“So you married that girl?” His dad kept looking at the ring on Finn’s finger. He should take it off. It was over. An imaginary love affair. But he didn’t want to. Not yet.
“Yeah. I did.”
“Where is she?”
“Gone—I don’t know, Dad.”
His dad looked at him, his brow creased, one hand on the wheel, one hand rubbing his chin, the way he did when he was trying to unravel something incredibly elusive. It was a look Finn knew well, a look he understood, a look he hadn’t seen in years. He and his father had talked since his release, but that was all. He was still tall and thin, and he had always rounded his shoulders, stooping slightly, as if the weight of his brain had bowed his back. He had bright blue eyes and thinning brown hair. Finn had the same bright blue eyes—Fish had had them too—but they’d inherited their Norse blondness from their mother’s side of the family—and probably their brawn as well, considering his mom’s father and her brother both looked like Vikings.
“Why are you here, Dad?” Finn asked.
His father’s hand fell from his chin and joined the other hand on the wheel.
“Bonnie called me. She thought you might need me. I thought you might need me.”
Finn nodded once, ignoring the way his heart leaped at the sound of her name. She had cared enough to call his father. “I’ve needed you before now.”
“Yes. I know. But I didn’t have any answers. Not then. This time . . . I thought I might.”
“Oh yeah?” Finn laughed, but it sounded more like a sob, and he turned and stared blindly out the window at the palm trees and green bushes and businesses that hugged the streets they wandered.
“I have the Blazer back in St. Louis. I thought about driving it here, thinking you might want it right away. But it would have taken me too long to get here—and I wanted to be here when you were released. I flew in this morning and came straight here. I’ve just been waiting for you to be processed.”
“So you came to take me back to St. Louis?” Finn reached for the button to roll the window down. He couldn’t breathe.
“Yes. If that’s what you want.”
Finn’s eyebrows shot up. “If that’s what I want?” He laughed again, the same rattling sob that he didn’t recognize. It hurt coming out of his chest, and he placed a hand on his heart to make it stop. “When have I ever gotten what I wanted, Dad? I can’t think of a single, damn time.”
He had wanted Bonnie. He had wanted her more than anything else. And he’d gotten her for a few precious days. For one perfect night. But she wasn’t his anymore. She really never had been, if he was being honest with himself. But he’d wanted her. He’d wanted her so badly.
“Why?” His dad looked from the road to Finn’s face and back again.
“Why? Why what, Dad?” He threw up his hands and brought them down heavily on the dashboard. His wedding ring caught the light and he swore.
“Why don’t you ever get anything you want?” Jason Clyde’s brow was wrinkled in confusion, and Finn was reminded just how irritating his dad could be. So simple, yet so intelligent. So focused, yet so unaware. So smart and yet so damn dumb.
“Because I keep chasing after things . . . after people . . . I keep chasing the wrong things,” Finn finished ineptly, throwing his hands up in frustration.
“So you want the wrong things?”
“This isn’t a goddamn paradox, Dad! This isn’t math. This is my life. I’m talking about people I love. And there is no magic formula or unknown number that can make the equation work. ”
“You’re right, Finn. But to people like you and me, everything is a paradox. We overthink everything. It’s what we’re good at. But sometimes the answer is very simple. Both in math, and in life.”
“Really? And what is the answer, Dad? I am in love with a woman who is as gone to me as Fish is. That doesn’t seem simple at all.”
“Are you sure?”
“Her grandmother paid me a visit. Told me Bonnie didn’t want to see me, that the whole thing was a huge mistake. Marriage over. Call it temporary insanity. She said Bonnie’s sick. She said the last two weeks were evidence of a nervous breakdown. She even offered me money to go away and stay away.”

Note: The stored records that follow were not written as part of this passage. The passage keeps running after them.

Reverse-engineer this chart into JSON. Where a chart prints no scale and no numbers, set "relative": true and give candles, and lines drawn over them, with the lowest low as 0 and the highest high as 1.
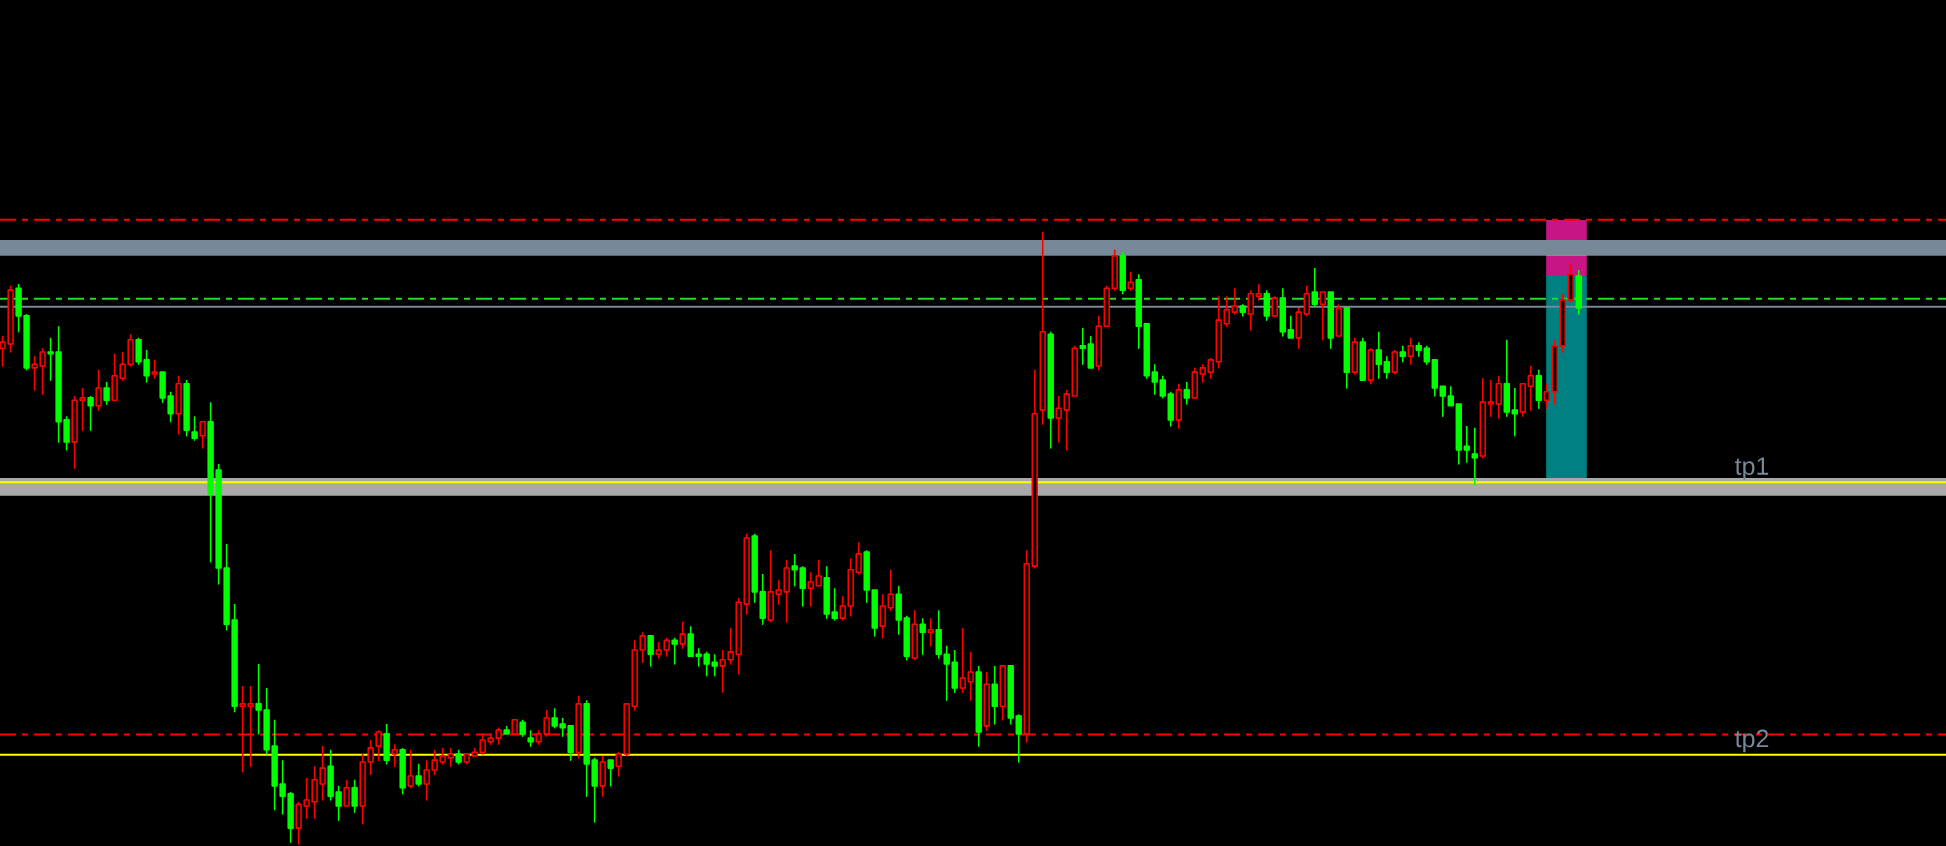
{
  "chart_data": {
    "type": "candlestick",
    "relative": true,
    "categories": [
      null,
      null,
      null,
      null,
      null,
      null,
      null,
      null,
      null,
      null,
      null,
      null,
      null,
      null,
      null,
      null,
      null,
      null,
      null,
      null,
      null,
      null,
      null,
      null,
      null,
      null,
      null,
      null,
      null,
      null,
      null,
      null,
      null,
      null,
      null,
      null,
      null,
      null,
      null,
      null,
      null,
      null,
      null,
      null,
      null,
      null,
      null,
      null,
      null,
      null,
      null,
      null,
      null,
      null,
      null,
      null,
      null,
      null,
      null,
      null,
      null,
      null,
      null,
      null,
      null,
      null,
      null,
      null,
      null,
      null,
      null,
      null,
      null,
      null,
      null,
      null,
      null,
      null,
      null,
      null,
      null,
      null,
      null,
      null,
      null,
      null,
      null,
      null,
      null,
      null,
      null,
      null,
      null,
      null,
      null,
      null,
      null,
      null,
      null,
      null,
      null,
      null,
      null,
      null,
      null,
      null,
      null,
      null,
      null,
      null,
      null,
      null,
      null,
      null,
      null,
      null,
      null,
      null,
      null,
      null,
      null,
      null,
      null,
      null,
      null,
      null,
      null,
      null,
      null,
      null,
      null,
      null,
      null,
      null,
      null,
      null,
      null,
      null,
      null,
      null,
      null,
      null,
      null,
      null,
      null,
      null,
      null,
      null,
      null,
      null,
      null,
      null,
      null,
      null,
      null,
      null,
      null,
      null,
      null,
      null,
      null,
      null,
      null,
      null,
      null,
      null,
      null,
      null,
      null,
      null,
      null,
      null,
      null,
      null,
      null,
      null,
      null,
      null,
      null,
      null,
      null,
      null,
      null,
      null,
      null,
      null,
      null,
      null,
      null,
      null,
      null,
      null,
      null,
      null,
      null,
      null,
      null,
      null
    ],
    "ohlc": [
      [
        0.81,
        0.83,
        0.781,
        0.82
      ],
      [
        0.817,
        0.912,
        0.804,
        0.905
      ],
      [
        0.908,
        0.915,
        0.837,
        0.863
      ],
      [
        0.863,
        0.866,
        0.775,
        0.778
      ],
      [
        0.778,
        0.797,
        0.742,
        0.784
      ],
      [
        0.781,
        0.81,
        0.735,
        0.804
      ],
      [
        0.804,
        0.827,
        0.758,
        0.801
      ],
      [
        0.804,
        0.846,
        0.657,
        0.69
      ],
      [
        0.693,
        0.699,
        0.644,
        0.657
      ],
      [
        0.657,
        0.732,
        0.614,
        0.725
      ],
      [
        0.725,
        0.745,
        0.676,
        0.729
      ],
      [
        0.729,
        0.732,
        0.676,
        0.716
      ],
      [
        0.716,
        0.775,
        0.709,
        0.745
      ],
      [
        0.745,
        0.755,
        0.719,
        0.725
      ],
      [
        0.725,
        0.801,
        0.725,
        0.765
      ],
      [
        0.761,
        0.804,
        0.758,
        0.784
      ],
      [
        0.784,
        0.833,
        0.781,
        0.824
      ],
      [
        0.824,
        0.827,
        0.784,
        0.788
      ],
      [
        0.791,
        0.807,
        0.755,
        0.765
      ],
      [
        0.768,
        0.791,
        0.761,
        0.771
      ],
      [
        0.771,
        0.771,
        0.722,
        0.729
      ],
      [
        0.732,
        0.739,
        0.69,
        0.703
      ],
      [
        0.703,
        0.765,
        0.67,
        0.752
      ],
      [
        0.752,
        0.758,
        0.667,
        0.676
      ],
      [
        0.673,
        0.699,
        0.66,
        0.663
      ],
      [
        0.667,
        0.69,
        0.647,
        0.69
      ],
      [
        0.69,
        0.722,
        0.461,
        0.572
      ],
      [
        0.611,
        0.621,
        0.425,
        0.451
      ],
      [
        0.451,
        0.49,
        0.35,
        0.359
      ],
      [
        0.366,
        0.392,
        0.216,
        0.225
      ],
      [
        0.225,
        0.258,
        0.118,
        0.229
      ],
      [
        0.225,
        0.258,
        0.127,
        0.229
      ],
      [
        0.229,
        0.294,
        0.18,
        0.219
      ],
      [
        0.219,
        0.255,
        0.147,
        0.154
      ],
      [
        0.16,
        0.203,
        0.056,
        0.095
      ],
      [
        0.098,
        0.137,
        0.049,
        0.078
      ],
      [
        0.082,
        0.085,
        0.003,
        0.026
      ],
      [
        0.026,
        0.069,
        0,
        0.065
      ],
      [
        0.062,
        0.108,
        0.042,
        0.072
      ],
      [
        0.069,
        0.127,
        0.042,
        0.105
      ],
      [
        0.098,
        0.16,
        0.072,
        0.124
      ],
      [
        0.127,
        0.154,
        0.072,
        0.078
      ],
      [
        0.085,
        0.095,
        0.039,
        0.062
      ],
      [
        0.062,
        0.105,
        0.062,
        0.092
      ],
      [
        0.092,
        0.105,
        0.052,
        0.062
      ],
      [
        0.062,
        0.147,
        0.033,
        0.134
      ],
      [
        0.134,
        0.17,
        0.114,
        0.157
      ],
      [
        0.16,
        0.186,
        0.137,
        0.183
      ],
      [
        0.18,
        0.196,
        0.131,
        0.137
      ],
      [
        0.147,
        0.163,
        0.127,
        0.154
      ],
      [
        0.154,
        0.157,
        0.082,
        0.092
      ],
      [
        0.095,
        0.154,
        0.092,
        0.111
      ],
      [
        0.111,
        0.131,
        0.095,
        0.098
      ],
      [
        0.098,
        0.137,
        0.072,
        0.121
      ],
      [
        0.121,
        0.154,
        0.114,
        0.137
      ],
      [
        0.134,
        0.157,
        0.131,
        0.144
      ],
      [
        0.141,
        0.157,
        0.127,
        0.147
      ],
      [
        0.147,
        0.154,
        0.131,
        0.134
      ],
      [
        0.134,
        0.147,
        0.131,
        0.147
      ],
      [
        0.144,
        0.157,
        0.144,
        0.15
      ],
      [
        0.15,
        0.18,
        0.147,
        0.17
      ],
      [
        0.167,
        0.18,
        0.163,
        0.173
      ],
      [
        0.173,
        0.19,
        0.163,
        0.186
      ],
      [
        0.186,
        0.193,
        0.18,
        0.18
      ],
      [
        0.18,
        0.203,
        0.18,
        0.203
      ],
      [
        0.199,
        0.203,
        0.176,
        0.18
      ],
      [
        0.173,
        0.186,
        0.16,
        0.167
      ],
      [
        0.167,
        0.186,
        0.163,
        0.18
      ],
      [
        0.18,
        0.219,
        0.176,
        0.206
      ],
      [
        0.206,
        0.222,
        0.19,
        0.193
      ],
      [
        0.196,
        0.206,
        0.176,
        0.19
      ],
      [
        0.193,
        0.193,
        0.137,
        0.15
      ],
      [
        0.15,
        0.242,
        0.141,
        0.229
      ],
      [
        0.229,
        0.235,
        0.078,
        0.131
      ],
      [
        0.137,
        0.141,
        0.036,
        0.095
      ],
      [
        0.095,
        0.144,
        0.078,
        0.134
      ],
      [
        0.137,
        0.137,
        0.095,
        0.124
      ],
      [
        0.127,
        0.15,
        0.111,
        0.147
      ],
      [
        0.147,
        0.229,
        0.144,
        0.229
      ],
      [
        0.225,
        0.333,
        0.219,
        0.317
      ],
      [
        0.317,
        0.346,
        0.297,
        0.34
      ],
      [
        0.34,
        0.34,
        0.291,
        0.31
      ],
      [
        0.31,
        0.33,
        0.304,
        0.317
      ],
      [
        0.317,
        0.337,
        0.307,
        0.333
      ],
      [
        0.333,
        0.337,
        0.294,
        0.327
      ],
      [
        0.327,
        0.363,
        0.32,
        0.343
      ],
      [
        0.343,
        0.356,
        0.307,
        0.307
      ],
      [
        0.31,
        0.32,
        0.291,
        0.307
      ],
      [
        0.31,
        0.314,
        0.275,
        0.294
      ],
      [
        0.297,
        0.31,
        0.275,
        0.291
      ],
      [
        0.291,
        0.317,
        0.248,
        0.301
      ],
      [
        0.301,
        0.353,
        0.294,
        0.314
      ],
      [
        0.31,
        0.402,
        0.278,
        0.395
      ],
      [
        0.392,
        0.507,
        0.376,
        0.5
      ],
      [
        0.503,
        0.507,
        0.395,
        0.412
      ],
      [
        0.412,
        0.441,
        0.359,
        0.369
      ],
      [
        0.366,
        0.48,
        0.363,
        0.412
      ],
      [
        0.408,
        0.431,
        0.392,
        0.415
      ],
      [
        0.412,
        0.464,
        0.363,
        0.451
      ],
      [
        0.454,
        0.474,
        0.422,
        0.448
      ],
      [
        0.451,
        0.454,
        0.389,
        0.418
      ],
      [
        0.418,
        0.444,
        0.389,
        0.428
      ],
      [
        0.422,
        0.464,
        0.422,
        0.438
      ],
      [
        0.435,
        0.454,
        0.369,
        0.376
      ],
      [
        0.379,
        0.418,
        0.366,
        0.369
      ],
      [
        0.369,
        0.405,
        0.366,
        0.389
      ],
      [
        0.389,
        0.467,
        0.373,
        0.448
      ],
      [
        0.444,
        0.493,
        0.441,
        0.474
      ],
      [
        0.477,
        0.48,
        0.395,
        0.415
      ],
      [
        0.415,
        0.415,
        0.34,
        0.353
      ],
      [
        0.356,
        0.408,
        0.337,
        0.389
      ],
      [
        0.386,
        0.448,
        0.382,
        0.408
      ],
      [
        0.408,
        0.422,
        0.343,
        0.366
      ],
      [
        0.369,
        0.373,
        0.301,
        0.307
      ],
      [
        0.304,
        0.382,
        0.301,
        0.359
      ],
      [
        0.359,
        0.369,
        0.31,
        0.346
      ],
      [
        0.346,
        0.369,
        0.324,
        0.35
      ],
      [
        0.35,
        0.382,
        0.304,
        0.31
      ],
      [
        0.31,
        0.324,
        0.235,
        0.294
      ],
      [
        0.297,
        0.317,
        0.248,
        0.255
      ],
      [
        0.255,
        0.353,
        0.248,
        0.271
      ],
      [
        0.265,
        0.314,
        0.235,
        0.281
      ],
      [
        0.281,
        0.291,
        0.16,
        0.183
      ],
      [
        0.193,
        0.281,
        0.186,
        0.261
      ],
      [
        0.261,
        0.291,
        0.196,
        0.225
      ],
      [
        0.225,
        0.291,
        0.203,
        0.291
      ],
      [
        0.291,
        0.291,
        0.196,
        0.206
      ],
      [
        0.209,
        0.212,
        0.134,
        0.18
      ],
      [
        0.18,
        0.48,
        0.167,
        0.458
      ],
      [
        0.454,
        0.775,
        0.451,
        0.703
      ],
      [
        0.709,
        1,
        0.686,
        0.837
      ],
      [
        0.833,
        0.837,
        0.647,
        0.696
      ],
      [
        0.696,
        0.732,
        0.657,
        0.712
      ],
      [
        0.709,
        0.742,
        0.644,
        0.735
      ],
      [
        0.732,
        0.814,
        0.732,
        0.81
      ],
      [
        0.814,
        0.843,
        0.784,
        0.81
      ],
      [
        0.817,
        0.83,
        0.778,
        0.778
      ],
      [
        0.781,
        0.863,
        0.775,
        0.846
      ],
      [
        0.846,
        0.912,
        0.846,
        0.908
      ],
      [
        0.908,
        0.971,
        0.905,
        0.961
      ],
      [
        0.961,
        0.967,
        0.899,
        0.905
      ],
      [
        0.908,
        0.935,
        0.905,
        0.918
      ],
      [
        0.922,
        0.931,
        0.81,
        0.846
      ],
      [
        0.85,
        0.85,
        0.761,
        0.765
      ],
      [
        0.771,
        0.784,
        0.735,
        0.755
      ],
      [
        0.758,
        0.765,
        0.729,
        0.732
      ],
      [
        0.735,
        0.739,
        0.683,
        0.693
      ],
      [
        0.693,
        0.752,
        0.68,
        0.742
      ],
      [
        0.742,
        0.755,
        0.719,
        0.729
      ],
      [
        0.729,
        0.778,
        0.729,
        0.771
      ],
      [
        0.768,
        0.784,
        0.755,
        0.778
      ],
      [
        0.771,
        0.794,
        0.761,
        0.791
      ],
      [
        0.788,
        0.895,
        0.778,
        0.856
      ],
      [
        0.85,
        0.895,
        0.846,
        0.873
      ],
      [
        0.869,
        0.908,
        0.866,
        0.879
      ],
      [
        0.879,
        0.882,
        0.863,
        0.869
      ],
      [
        0.866,
        0.905,
        0.84,
        0.899
      ],
      [
        0.895,
        0.915,
        0.889,
        0.899
      ],
      [
        0.899,
        0.905,
        0.856,
        0.863
      ],
      [
        0.863,
        0.895,
        0.863,
        0.892
      ],
      [
        0.892,
        0.908,
        0.83,
        0.837
      ],
      [
        0.84,
        0.863,
        0.827,
        0.827
      ],
      [
        0.827,
        0.876,
        0.81,
        0.869
      ],
      [
        0.866,
        0.912,
        0.863,
        0.899
      ],
      [
        0.902,
        0.941,
        0.879,
        0.882
      ],
      [
        0.882,
        0.902,
        0.824,
        0.902
      ],
      [
        0.902,
        0.902,
        0.81,
        0.827
      ],
      [
        0.83,
        0.882,
        0.83,
        0.876
      ],
      [
        0.876,
        0.876,
        0.745,
        0.771
      ],
      [
        0.771,
        0.827,
        0.768,
        0.82
      ],
      [
        0.82,
        0.827,
        0.758,
        0.758
      ],
      [
        0.758,
        0.81,
        0.752,
        0.807
      ],
      [
        0.807,
        0.837,
        0.761,
        0.784
      ],
      [
        0.788,
        0.797,
        0.761,
        0.771
      ],
      [
        0.771,
        0.807,
        0.768,
        0.804
      ],
      [
        0.804,
        0.814,
        0.788,
        0.797
      ],
      [
        0.797,
        0.827,
        0.784,
        0.814
      ],
      [
        0.814,
        0.82,
        0.797,
        0.807
      ],
      [
        0.81,
        0.814,
        0.784,
        0.788
      ],
      [
        0.791,
        0.791,
        0.732,
        0.745
      ],
      [
        0.748,
        0.748,
        0.699,
        0.732
      ],
      [
        0.732,
        0.748,
        0.716,
        0.716
      ],
      [
        0.719,
        0.719,
        0.621,
        0.644
      ],
      [
        0.65,
        0.683,
        0.624,
        0.644
      ],
      [
        0.637,
        0.68,
        0.588,
        0.631
      ],
      [
        0.634,
        0.761,
        0.631,
        0.722
      ],
      [
        0.719,
        0.758,
        0.699,
        0.722
      ],
      [
        0.719,
        0.765,
        0.696,
        0.752
      ],
      [
        0.752,
        0.824,
        0.699,
        0.706
      ],
      [
        0.709,
        0.745,
        0.667,
        0.703
      ],
      [
        0.706,
        0.752,
        0.699,
        0.752
      ],
      [
        0.748,
        0.781,
        0.709,
        0.765
      ],
      [
        0.765,
        0.775,
        0.712,
        0.725
      ],
      [
        0.725,
        0.752,
        0.712,
        0.739
      ],
      [
        0.739,
        0.824,
        0.719,
        0.814
      ],
      [
        0.814,
        0.899,
        0.804,
        0.889
      ],
      [
        0.889,
        0.948,
        0.886,
        0.931
      ],
      [
        0.928,
        0.938,
        0.866,
        0.876
      ]
    ],
    "colors": [
      "#ff0000",
      "#ff0000",
      "#00ff00",
      "#00ff00",
      "#ff0000",
      "#ff0000",
      "#00ff00",
      "#00ff00",
      "#00ff00",
      "#ff0000",
      "#ff0000",
      "#00ff00",
      "#ff0000",
      "#00ff00",
      "#ff0000",
      "#ff0000",
      "#ff0000",
      "#00ff00",
      "#00ff00",
      "#ff0000",
      "#00ff00",
      "#00ff00",
      "#ff0000",
      "#00ff00",
      "#00ff00",
      "#ff0000",
      "#00ff00",
      "#00ff00",
      "#00ff00",
      "#00ff00",
      "#ff0000",
      "#ff0000",
      "#00ff00",
      "#00ff00",
      "#00ff00",
      "#00ff00",
      "#00ff00",
      "#ff0000",
      "#ff0000",
      "#ff0000",
      "#ff0000",
      "#00ff00",
      "#00ff00",
      "#ff0000",
      "#00ff00",
      "#ff0000",
      "#ff0000",
      "#ff0000",
      "#00ff00",
      "#ff0000",
      "#00ff00",
      "#ff0000",
      "#00ff00",
      "#ff0000",
      "#ff0000",
      "#ff0000",
      "#ff0000",
      "#00ff00",
      "#ff0000",
      "#ff0000",
      "#ff0000",
      "#ff0000",
      "#ff0000",
      "#00ff00",
      "#ff0000",
      "#00ff00",
      "#00ff00",
      "#ff0000",
      "#ff0000",
      "#00ff00",
      "#00ff00",
      "#00ff00",
      "#ff0000",
      "#00ff00",
      "#00ff00",
      "#ff0000",
      "#00ff00",
      "#ff0000",
      "#ff0000",
      "#ff0000",
      "#ff0000",
      "#00ff00",
      "#ff0000",
      "#ff0000",
      "#00ff00",
      "#ff0000",
      "#00ff00",
      "#00ff00",
      "#00ff00",
      "#00ff00",
      "#ff0000",
      "#ff0000",
      "#ff0000",
      "#ff0000",
      "#00ff00",
      "#00ff00",
      "#ff0000",
      "#ff0000",
      "#ff0000",
      "#00ff00",
      "#00ff00",
      "#ff0000",
      "#ff0000",
      "#00ff00",
      "#00ff00",
      "#ff0000",
      "#ff0000",
      "#ff0000",
      "#00ff00",
      "#00ff00",
      "#ff0000",
      "#ff0000",
      "#00ff00",
      "#00ff00",
      "#ff0000",
      "#00ff00",
      "#ff0000",
      "#00ff00",
      "#00ff00",
      "#00ff00",
      "#ff0000",
      "#ff0000",
      "#00ff00",
      "#ff0000",
      "#00ff00",
      "#ff0000",
      "#00ff00",
      "#00ff00",
      "#ff0000",
      "#ff0000",
      "#ff0000",
      "#00ff00",
      "#ff0000",
      "#ff0000",
      "#ff0000",
      "#00ff00",
      "#00ff00",
      "#ff0000",
      "#ff0000",
      "#ff0000",
      "#00ff00",
      "#ff0000",
      "#00ff00",
      "#00ff00",
      "#00ff00",
      "#00ff00",
      "#00ff00",
      "#ff0000",
      "#00ff00",
      "#ff0000",
      "#ff0000",
      "#ff0000",
      "#ff0000",
      "#ff0000",
      "#ff0000",
      "#00ff00",
      "#ff0000",
      "#ff0000",
      "#00ff00",
      "#ff0000",
      "#00ff00",
      "#00ff00",
      "#ff0000",
      "#ff0000",
      "#00ff00",
      "#ff0000",
      "#00ff00",
      "#ff0000",
      "#00ff00",
      "#ff0000",
      "#00ff00",
      "#ff0000",
      "#00ff00",
      "#00ff00",
      "#ff0000",
      "#00ff00",
      "#ff0000",
      "#00ff00",
      "#00ff00",
      "#00ff00",
      "#00ff00",
      "#00ff00",
      "#00ff00",
      "#00ff00",
      "#00ff00",
      "#ff0000",
      "#ff0000",
      "#ff0000",
      "#00ff00",
      "#00ff00",
      "#ff0000",
      "#ff0000",
      "#00ff00",
      "#ff0000",
      "#ff0000",
      "#ff0000",
      "#ff0000",
      "#00ff00"
    ],
    "bands": [
      {
        "axis": "y",
        "from": 0.961,
        "to": 0.987,
        "color": "#778899"
      },
      {
        "axis": "y",
        "from": 0.569,
        "to": 0.598,
        "color": "#a9a9a9"
      }
    ],
    "ref_lines": [
      {
        "axis": "y",
        "value": 1.02,
        "color": "#ff0000",
        "line_style": "dashdot"
      },
      {
        "axis": "y",
        "value": 0.891,
        "color": "#22dd22",
        "line_style": "dashdot"
      },
      {
        "axis": "y",
        "value": 0.878,
        "color": "#778899",
        "line_style": "solid"
      },
      {
        "axis": "y",
        "value": 0.591,
        "label": "tp1",
        "color": "#ffff00",
        "line_style": "solid"
      },
      {
        "axis": "y",
        "value": 0.179,
        "color": "#ff0000",
        "line_style": "dashdot"
      },
      {
        "axis": "y",
        "value": 0.146,
        "label": "tp2",
        "color": "#ffff00",
        "line_style": "solid"
      }
    ]
  }
}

Jason Clyde frowned. “I talked to Bonnie. She didn’t seem crazy.”
“Oh, she’s crazy.” Finn tried to laugh and couldn’t, it hurt too damn much. So he continued on. “She’s crazy . . . but not in a bad way. In the best way. She’s impulsive and unpredictable. And she’s sad.” Finn’s gritted his teeth against the ache in his chest, thinking about the way she’d looked that night on the bridge, her face tear-stained and her hair in ragged blonde spikes. It was amazing to him she was as sane as she was, considering the family she was raised in.
“But in spite of that sadness, she still laughs. She still loves. She’s kind and way too generous for her own good.” He shook his head helplessly. “She’s also completely impossible, and I want to wring her neck half the time.”
“That’s not bipolar. That’s just a complicated woman. She sounds like your mom.”
“Yeah.” Finn’s smile was pained. “She’s a little like Fish too.”
“And that’s hard for you. Because you’re afraid she’ll end up like Fish. You’re afraid you’ll lose your other half, just like you did before.”
“So I’m afraid? That’s the simple answer?” Finn said, exasperated.